Completed Projects

Q: How accurately can Emergency Department (ED) admission be predicted for an individual patient at the time of triage, using routinely collected clinical and demographic information?

Approach: This project develops a machine learning model to estimate the probability that an ED patient will be admitted to the hospital at the time of presentation. Predictor variables include age, sex, body part injured, mechanism and severity of injury, and other routinely recorded triage fields. Two model families are used: logistic regression for interpretability and a random forest classifier for potentially higher predictive accuracy. Both models are trained and evaluated on 25 years of de‑identified ED encounter data.

Select Conclusions and Results:

  1. Over the 25‑year period, approximately 9% of ED visits resulted in hospital admission, 89% were treated and released, and about 2% ended in patients leaving before treatment completion or being transferred to another facility.

  2. Model‑estimated admission probabilities are highest for elderly patients, especially those with high‑severity injuries or certain high‑risk injury categories.

  3. Over the past 15 years there has been a sustained increase in severe injuries among elderly patients across all injury categories, which is consistent with demographic shifts associated with the aging baby‑boomer population.

  4. ED encounters during the Covid‑19 years (2020–2021) show a marked increase in admission rates. Because Covid‑19–related illness substantially altered ED processes, these years should therefore be analyzed separately or treated as outliers when estimating baseline admission patterns.

Hospital ED admission rates vary by patient age, sex, race, diagnosis, injury characteristics, and other clinical factors. High ED volumes and uncertain admission demand contribute to crowding, bed shortages, and delays in care, particularly in urban and teaching hospitals that often operate at or near capacity. A patient‑level predictive model of admission can help hospitals allocate resources more efficiently and prioritize high‑risk patients for early bed management and specialist consultation.

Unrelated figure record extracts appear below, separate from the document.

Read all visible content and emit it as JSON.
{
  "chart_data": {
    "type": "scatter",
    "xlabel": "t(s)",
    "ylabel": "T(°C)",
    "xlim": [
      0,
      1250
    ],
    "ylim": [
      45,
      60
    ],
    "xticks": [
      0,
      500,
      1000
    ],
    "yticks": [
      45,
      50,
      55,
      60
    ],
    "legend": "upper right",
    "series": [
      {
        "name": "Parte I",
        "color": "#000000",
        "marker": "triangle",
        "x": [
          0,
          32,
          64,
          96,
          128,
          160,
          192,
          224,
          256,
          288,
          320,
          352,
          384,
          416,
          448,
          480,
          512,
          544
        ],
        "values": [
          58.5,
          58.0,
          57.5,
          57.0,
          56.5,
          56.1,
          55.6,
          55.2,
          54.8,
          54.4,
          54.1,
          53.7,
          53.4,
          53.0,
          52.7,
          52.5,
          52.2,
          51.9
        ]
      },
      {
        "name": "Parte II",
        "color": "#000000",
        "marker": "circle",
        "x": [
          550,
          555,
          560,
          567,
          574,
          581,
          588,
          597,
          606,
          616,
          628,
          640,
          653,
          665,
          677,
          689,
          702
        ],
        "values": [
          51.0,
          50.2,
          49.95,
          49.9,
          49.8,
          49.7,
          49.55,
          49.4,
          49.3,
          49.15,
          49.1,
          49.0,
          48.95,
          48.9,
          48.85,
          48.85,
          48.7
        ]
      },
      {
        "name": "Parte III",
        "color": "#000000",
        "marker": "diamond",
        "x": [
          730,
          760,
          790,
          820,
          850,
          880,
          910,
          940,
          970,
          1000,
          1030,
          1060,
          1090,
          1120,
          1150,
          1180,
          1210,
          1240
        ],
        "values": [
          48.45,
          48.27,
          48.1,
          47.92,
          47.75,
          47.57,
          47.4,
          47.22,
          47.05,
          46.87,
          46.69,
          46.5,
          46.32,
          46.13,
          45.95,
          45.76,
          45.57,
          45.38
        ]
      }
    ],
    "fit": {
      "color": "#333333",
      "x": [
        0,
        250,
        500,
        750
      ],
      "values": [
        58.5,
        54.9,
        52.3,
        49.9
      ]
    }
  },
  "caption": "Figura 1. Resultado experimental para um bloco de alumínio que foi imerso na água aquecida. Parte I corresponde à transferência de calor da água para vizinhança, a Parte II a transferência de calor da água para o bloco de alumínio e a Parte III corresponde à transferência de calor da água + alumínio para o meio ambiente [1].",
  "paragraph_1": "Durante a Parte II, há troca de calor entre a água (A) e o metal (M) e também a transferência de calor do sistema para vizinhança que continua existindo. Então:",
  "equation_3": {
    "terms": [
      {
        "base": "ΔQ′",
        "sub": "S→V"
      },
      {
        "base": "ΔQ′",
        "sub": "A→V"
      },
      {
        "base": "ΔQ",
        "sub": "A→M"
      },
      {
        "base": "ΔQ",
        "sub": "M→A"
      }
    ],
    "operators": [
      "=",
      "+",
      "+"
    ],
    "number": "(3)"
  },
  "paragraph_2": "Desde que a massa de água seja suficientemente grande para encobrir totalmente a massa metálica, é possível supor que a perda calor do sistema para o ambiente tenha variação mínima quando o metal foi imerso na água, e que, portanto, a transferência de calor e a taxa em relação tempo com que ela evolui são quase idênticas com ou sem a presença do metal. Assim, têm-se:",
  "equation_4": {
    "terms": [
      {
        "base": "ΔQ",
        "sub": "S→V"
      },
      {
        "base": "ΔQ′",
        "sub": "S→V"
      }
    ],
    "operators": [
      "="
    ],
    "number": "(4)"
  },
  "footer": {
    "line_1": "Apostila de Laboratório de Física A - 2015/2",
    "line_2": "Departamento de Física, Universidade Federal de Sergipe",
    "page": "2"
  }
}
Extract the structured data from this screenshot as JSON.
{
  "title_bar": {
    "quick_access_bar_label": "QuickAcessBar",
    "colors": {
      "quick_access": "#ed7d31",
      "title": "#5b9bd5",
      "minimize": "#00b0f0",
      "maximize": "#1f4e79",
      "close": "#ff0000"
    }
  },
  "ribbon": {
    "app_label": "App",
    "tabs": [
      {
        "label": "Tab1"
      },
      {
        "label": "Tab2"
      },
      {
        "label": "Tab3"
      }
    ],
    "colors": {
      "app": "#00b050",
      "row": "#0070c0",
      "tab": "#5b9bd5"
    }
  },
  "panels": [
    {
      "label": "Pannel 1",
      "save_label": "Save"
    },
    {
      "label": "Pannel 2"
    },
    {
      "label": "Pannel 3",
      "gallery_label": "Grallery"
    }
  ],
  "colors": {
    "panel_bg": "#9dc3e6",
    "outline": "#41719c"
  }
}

Q: How well can we predict which University of Pittsburgh football season-ticket holders will renew?

Season ticket retention is the financial backbone of college athletic programs, and it depends on who fans are, where they live, when they buy, and how they engage. Using logistic regression and a random forest classifier trained on Pitt Athletics ticketing and customer records, we modeled each account’s probability of renewing for the following season.

Results: The most important predictors include whether a fan reports age and gender (a proxy for engagement depth), the month of purchase (January–February buyers are the most likely to return), and distance from Acrisure Stadium. It was somewhat surprising to find that fans who report demographic information have an estimated 95% probability of renewing, controlling for other factors. Overall model performance was strong. (Lift curves indicated meaningful separation between likely and unlikely renewals.)

Recommended Action: Integrate the model into the ticketing CRM to flag at-risk accounts (low predicted renewal probability) for targeted outreach before the renewal window closes, and prioritize high-ROI segments for email, phone, or in-game engagement campaigns.

Q: How truly cyclical are cyclical stocks?

Certain groups of stocks (e.g., semiconductor, finance, energy) are commonly labeled cyclical, but what does that mean for projecting their future prices?  If a stock exhibits approximately cyclical behavior, we hypothesize that its price can be modeled as a trend plus a sinusoidal component, i.e., a linear term plus a sinusoidal fit. Once fitted, we can estimate its oscillation period and amplitude, which in turn may help identify time windows where buying or selling is more favorable, subject to risk and model uncertainty. This approach differs from more conventional technical indicators that rely on moving averages and volatility bands based on standard deviations of prices. Our method combines linear regression with sinusoidal curve fitting to estimate a fundamental oscillation period, T, for each stock. In some cases, T is long enough that a full or partial cycle aligns with the holding period required for the U.S. long‑term capital gains tax treatment.

Action: We have modeled industrial and financial stocks and estimated their fundamental periods using daily price data from January 2023 through December 2024 (with the model currently projected forward to December 2026). Given current geopolitical volatility in the Middle East, we plan to delay entries and instead monitor out‑of‑sample performance of the model’s signals before committing capital. Please stand by for updates as we track and evaluate the model’s live performance.

Extensions: Beyond the potential trading applications, our long‑term goal is to use the extracted cycle features (e.g., estimated periods, amplitudes, and phase) as structured inputs to downstream deep learning models.

A caveat: “Markets can remain illogical longer than you can remain solvent.” – John Maynard Keynes.